Après "Barbara", Christian Petzold et son actrice Nina Hoss explorent de nouveau l’histoire allemande — ici, le retour des camps — mais sur un mode labyrinthique et hitchcockien. Un très grand film sur l’identité et l’inexprimable. Christophe Chabert

Fidèle au précepte d’un Claude Lanzman, Christian Petzold ouvre Phœnix sur ce que l’on ne peut pas montrer : l’horreur des camps de concentration nazis. Il le fait à travers le visage d’une rescapée, Nelly, recouvert par des bandelettes tel Rock Hudson dans Seconds. Défigurée, quasi-mutique, elle est prise en charge par Lene, qui veut lui offrir un nouveau visage et une nouvelle vie, dans une Palestine qui ne s’appelle pas encore l’État d’Israël. Mais, l’opération réussie, Nelly ne se reconnaît pas et se voit comme une autre. On ne saura jamais si cette sensation de dédoublement est une conséquence psychologique du martyre qu’elle a subi — provoquant une cassure irrémédiable entre son moi d’avant et ce qu’il en reste aujourd’hui — ou si, effectivement, elle relève d’une vraie transformation physique.

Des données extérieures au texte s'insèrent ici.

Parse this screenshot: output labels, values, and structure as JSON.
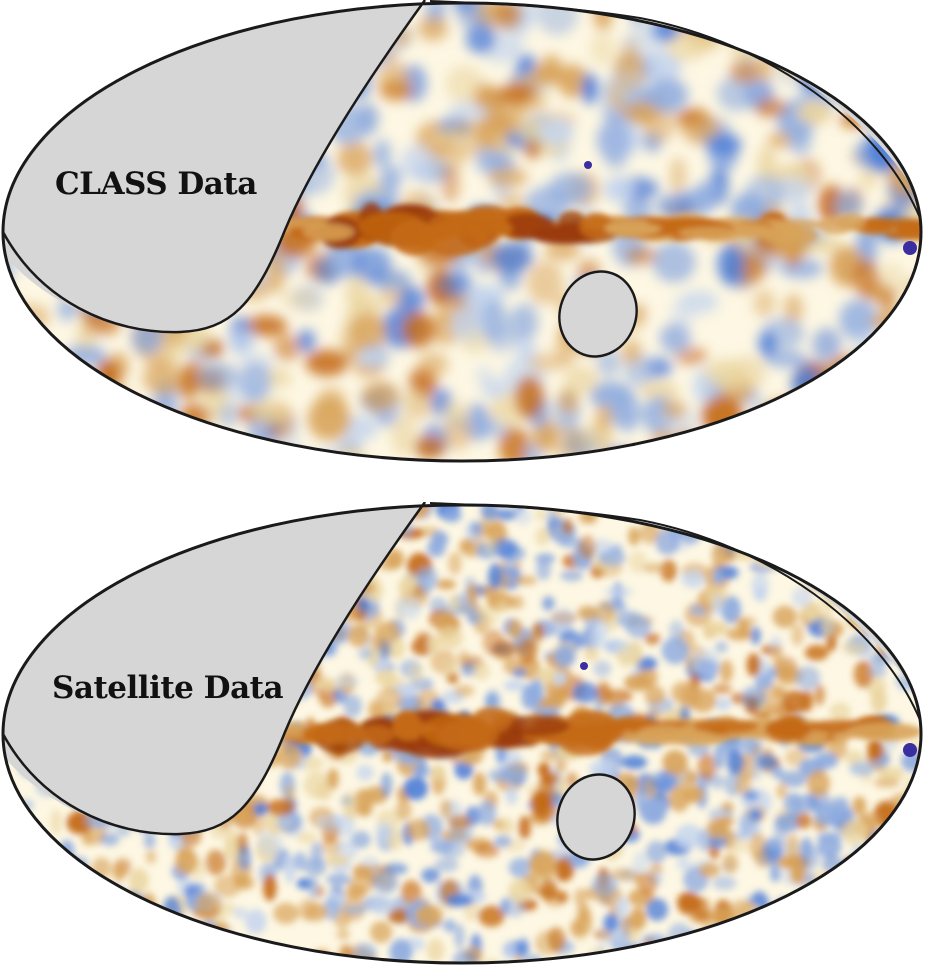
{
  "panels": [
    {
      "id": "class",
      "label": "CLASS Data",
      "noise_density": "smooth"
    },
    {
      "id": "satellite",
      "label": "Satellite Data",
      "noise_density": "grainy"
    }
  ],
  "colors": {
    "background": "#fdf7e3",
    "mask": "#d6d6d6",
    "outline": "#1a1a1a",
    "warm_light": "#ead5a0",
    "warm_mid": "#d8a35a",
    "warm_strong": "#c46a14",
    "warm_deep": "#9a3a08",
    "cool_light": "#c5d5ee",
    "cool_mid": "#8eabdf",
    "cool_strong": "#4f7fd8",
    "point_source": "#3a2ea0"
  }
}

Ce trouble-là, que Petzold entretient magistralement, le film le redouble encore quand Nelly retrouve son mari Johnny, ancien pianiste désormais homme à tout faire dans un cabaret au milieu des ruines berlinoises. Johnny est redevenu Johannes et, quand il croise Nelly, ce n’est pas sa femme qu’il voit, mais son sosie. Là encore, l’ambiguïté est à son comble : est-il impensable pour lui que son épouse ait pu survivre ou vit-il sincèrement une «méprise», pour reprendre le titre d’un roman de Nabokov auquel on pense souvent face à Phoenix — même climat flottant, presque abstrait, même inquiétude flirtant avec la métaphysique ?

Je est un autre

Comme dans son précédent Barbara, Petzold choisit une mise en scène classique, précise, sans effet ostentatoire, et témoigne une confiance totale en son actrice, la géniale Nina Hoss. Son interprétation de Nelly est renversante, d’autant plus qu’elle repose plus sur des non-dits que sur des dialogues, assez rares. Tandis que Johnny tente de la faire ressembler à la Nelly d’avant, elle ne cesse de lui fournir des indices pour lui prouver qu’elle n’est pas son double, mais bien elle-même. Et, à chaque échec, c’est la même expression de confusion qui la traverse, comme si à son tour elle doutait de sa propre existence.

On voit alors où ce film vertigineux, à l’intensité hitchcockienne — on pense bien sûr à Vertigo, mais pas seulement — conduit le spectateur : à éprouver l’inexprimable, mais aussi à comprendre comment on peut en venir à occulter le passé le plus noir et le plus dérangeant, amnésie personnelle pour continuer à vivre ou collective pour préserver un pays en lambeaux.

Phoenix
De Christian Petzold (All, 1h38) avec Nina Hoss, Ronald Zehrfeld…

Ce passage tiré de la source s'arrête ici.